It’s often said that the best vantage point for watching live sport can be found not in the stadium itself but from the television screen in your living room.
With media coverage at saturation point it’s hard to disagree but, as anyone that’s attended live sport knows, it’s impossible to replicate the atmosphere and drama in your living room no matter how many beers you might consume during the course of the rhythmic gymnastics final.
However, it seems that the Beijing Olympics may be the event that really puts this old adage to the test. With my BBC licence fee being put to spectacularly good use this year and paying for almost all programs to be broadcast ‘live from Beijing’ I have noticed that during the news bulletin on some days the Olympic stadium, nicknamed the ‘Bird's Nest’, is hardly visible at all over the newsreader’s shoulder. The Chinese are adamant that this is a combination of; heat haze, fog and too many fireworks but everyone else is calling it pollution. Concerned? If I can’t see the stadium with the powerful all-seeing eye of television then what hope has the humble paying spectator got?
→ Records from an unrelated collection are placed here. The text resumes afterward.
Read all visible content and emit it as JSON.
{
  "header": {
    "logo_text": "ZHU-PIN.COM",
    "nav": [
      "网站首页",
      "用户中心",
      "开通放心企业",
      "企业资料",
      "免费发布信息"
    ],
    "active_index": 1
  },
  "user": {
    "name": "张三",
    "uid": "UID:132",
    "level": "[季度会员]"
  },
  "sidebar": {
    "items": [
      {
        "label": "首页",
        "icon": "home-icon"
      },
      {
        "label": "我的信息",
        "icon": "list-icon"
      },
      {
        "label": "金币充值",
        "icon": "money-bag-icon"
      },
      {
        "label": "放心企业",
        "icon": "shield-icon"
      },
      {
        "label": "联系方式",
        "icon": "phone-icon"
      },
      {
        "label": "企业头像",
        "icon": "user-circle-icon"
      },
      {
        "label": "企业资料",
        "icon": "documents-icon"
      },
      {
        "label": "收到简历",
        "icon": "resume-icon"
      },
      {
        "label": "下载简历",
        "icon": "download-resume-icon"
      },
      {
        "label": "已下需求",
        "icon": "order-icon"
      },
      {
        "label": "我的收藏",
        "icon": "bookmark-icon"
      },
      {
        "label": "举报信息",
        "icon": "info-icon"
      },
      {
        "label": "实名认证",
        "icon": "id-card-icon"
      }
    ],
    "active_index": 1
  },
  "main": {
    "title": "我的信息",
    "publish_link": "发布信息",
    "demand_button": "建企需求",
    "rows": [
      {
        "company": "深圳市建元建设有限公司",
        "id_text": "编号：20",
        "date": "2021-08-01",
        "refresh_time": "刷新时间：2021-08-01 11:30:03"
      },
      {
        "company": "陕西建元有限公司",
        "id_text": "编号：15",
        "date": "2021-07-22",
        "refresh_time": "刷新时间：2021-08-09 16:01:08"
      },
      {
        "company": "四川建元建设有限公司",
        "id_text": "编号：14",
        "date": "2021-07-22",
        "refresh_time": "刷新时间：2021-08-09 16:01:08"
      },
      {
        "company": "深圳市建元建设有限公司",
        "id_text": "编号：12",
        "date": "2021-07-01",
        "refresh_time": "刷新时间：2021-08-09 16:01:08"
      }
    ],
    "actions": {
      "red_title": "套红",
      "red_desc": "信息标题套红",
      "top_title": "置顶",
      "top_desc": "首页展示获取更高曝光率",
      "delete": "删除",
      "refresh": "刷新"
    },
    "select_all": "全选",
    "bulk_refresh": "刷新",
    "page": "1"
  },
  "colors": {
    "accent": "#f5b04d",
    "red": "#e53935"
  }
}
Come to think of it – this lack of visibility and pollution could also present a problem for the athletes and apparently that’s what the Olympics are all about anyway. The American cycling team were quick to highlight this when they landed at Beijing airport with four of them wearing facemasks. Now I don’t know how bad the pollution levels are at baggage collection but the point was made.
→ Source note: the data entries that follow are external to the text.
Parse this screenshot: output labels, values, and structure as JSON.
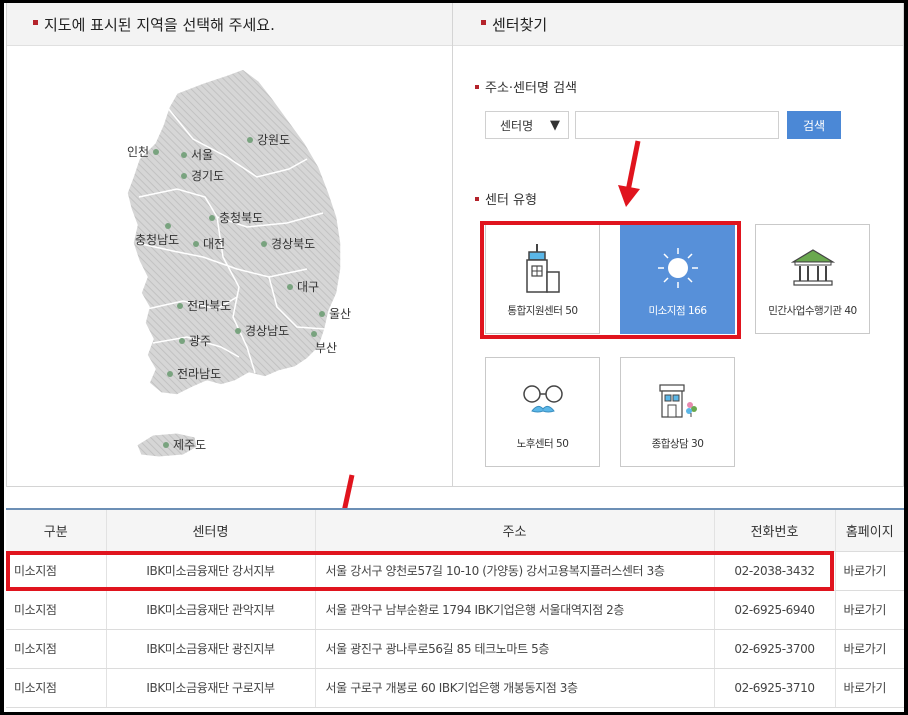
{
  "map_panel": {
    "title": "지도에 표시된 지역을 선택해 주세요.",
    "regions": [
      {
        "id": "incheon",
        "label": "인천"
      },
      {
        "id": "seoul",
        "label": "서울"
      },
      {
        "id": "gangwon",
        "label": "강원도"
      },
      {
        "id": "gyeonggi",
        "label": "경기도"
      },
      {
        "id": "chungbuk",
        "label": "충청북도"
      },
      {
        "id": "chungnam",
        "label": "충청남도"
      },
      {
        "id": "daejeon",
        "label": "대전"
      },
      {
        "id": "gyeongbuk",
        "label": "경상북도"
      },
      {
        "id": "daegu",
        "label": "대구"
      },
      {
        "id": "jeonbuk",
        "label": "전라북도"
      },
      {
        "id": "ulsan",
        "label": "울산"
      },
      {
        "id": "gwangju",
        "label": "광주"
      },
      {
        "id": "gyeongnam",
        "label": "경상남도"
      },
      {
        "id": "busan",
        "label": "부산"
      },
      {
        "id": "jeonnam",
        "label": "전라남도"
      },
      {
        "id": "jeju",
        "label": "제주도"
      }
    ]
  },
  "center_panel": {
    "title": "센터찾기",
    "search_title": "주소·센터명 검색",
    "select_value": "센터명",
    "select_arrow": "▼",
    "search_input_value": "",
    "search_button": "검색",
    "type_title": "센터 유형",
    "cards": [
      {
        "id": "integrated",
        "label": "통합지원센터  50",
        "icon": "building-icon",
        "active": false
      },
      {
        "id": "microfinance",
        "label": "미소지점  166",
        "icon": "sun-icon",
        "active": true
      },
      {
        "id": "private",
        "label": "민간사업수행기관  40",
        "icon": "bank-icon",
        "active": false
      },
      {
        "id": "nohu",
        "label": "노후센터  50",
        "icon": "glasses-mustache-icon",
        "active": false
      },
      {
        "id": "consult",
        "label": "종합상담  30",
        "icon": "shop-icon",
        "active": false
      }
    ]
  },
  "table": {
    "headers": [
      "구분",
      "센터명",
      "주소",
      "전화번호",
      "홈페이지"
    ],
    "rows": [
      [
        "미소지점",
        "IBK미소금융재단 강서지부",
        "서울 강서구 양천로57길 10-10 (가양동) 강서고용복지플러스센터 3층",
        "02-2038-3432",
        "바로가기"
      ],
      [
        "미소지점",
        "IBK미소금융재단 관악지부",
        "서울 관악구 남부순환로 1794 IBK기업은행 서울대역지점 2층",
        "02-6925-6940",
        "바로가기"
      ],
      [
        "미소지점",
        "IBK미소금융재단 광진지부",
        "서울 광진구 광나루로56길 85 테크노마트 5층",
        "02-6925-3700",
        "바로가기"
      ],
      [
        "미소지점",
        "IBK미소금융재단 구로지부",
        "서울 구로구 개봉로 60 IBK기업은행 개봉동지점 3층",
        "02-6925-3710",
        "바로가기"
      ]
    ]
  },
  "colors": {
    "accent_blue": "#5790d9",
    "highlight_red": "#e0141e",
    "bullet_red": "#b4232b"
  }
}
In a bid to redress the PR balance Jacques Rogge, famous Belgian and head of the International Olympic Committee, went out of his way to praise Beijing for their efforts at cutting pollution. Apparently, there is "absolutely no danger" to the health of athletes taking part in events that last less than one hour. Not so reassuring for marathon runners then.
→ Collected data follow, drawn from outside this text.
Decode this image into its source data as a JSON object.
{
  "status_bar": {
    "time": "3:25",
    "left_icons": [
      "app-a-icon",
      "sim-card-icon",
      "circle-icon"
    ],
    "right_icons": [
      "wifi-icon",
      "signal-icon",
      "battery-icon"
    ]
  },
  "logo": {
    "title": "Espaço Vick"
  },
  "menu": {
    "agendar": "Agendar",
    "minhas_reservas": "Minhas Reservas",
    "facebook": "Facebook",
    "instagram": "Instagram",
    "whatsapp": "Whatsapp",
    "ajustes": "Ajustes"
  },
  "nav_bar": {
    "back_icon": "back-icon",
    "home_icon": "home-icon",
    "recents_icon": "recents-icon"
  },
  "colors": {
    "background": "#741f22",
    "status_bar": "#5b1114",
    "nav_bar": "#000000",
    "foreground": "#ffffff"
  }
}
Rogge continued fanning the flames in much the way that only the head of an international sports organisation can, “I think objectively we can see that the Chinese authorities have done everything that is feasible and humanly possible to address the situation. What they have done is extraordinary. And you know what they have done? Planting millions of trees between the Gobi desert and Beijing. Removing hundreds of thousands of polluting cars.” Okay so far but they did create the problem in the first place. Jacques continued, “Removing very polluting factories to other regions of the country.” Ouch. And do you know what? Jacques is right. Beijing isn’t even the most polluted city in China – it was ranked seventh before they even started construction on the Olympic site.
Beijing’s air quality may be below that demanded by the World Health Organisation of developing countries but it isn’t the only Olympic city to have suffered from pollution. There were similar fears about Seoul and Athens and readers of more advanced years will remember the ‘pea soup’ smog that enveloped London and dissipated only following government intervention in the 1950s. Maybe one day the residents of Beijing will be able to consign to history the bird’s nest souper as the Londoners did the pea souper. In the meantime I don’t want anything obstructing my view from the couch or I’ll actually have to consider attending a sporting event to see what’s happening. Bring on the dressage.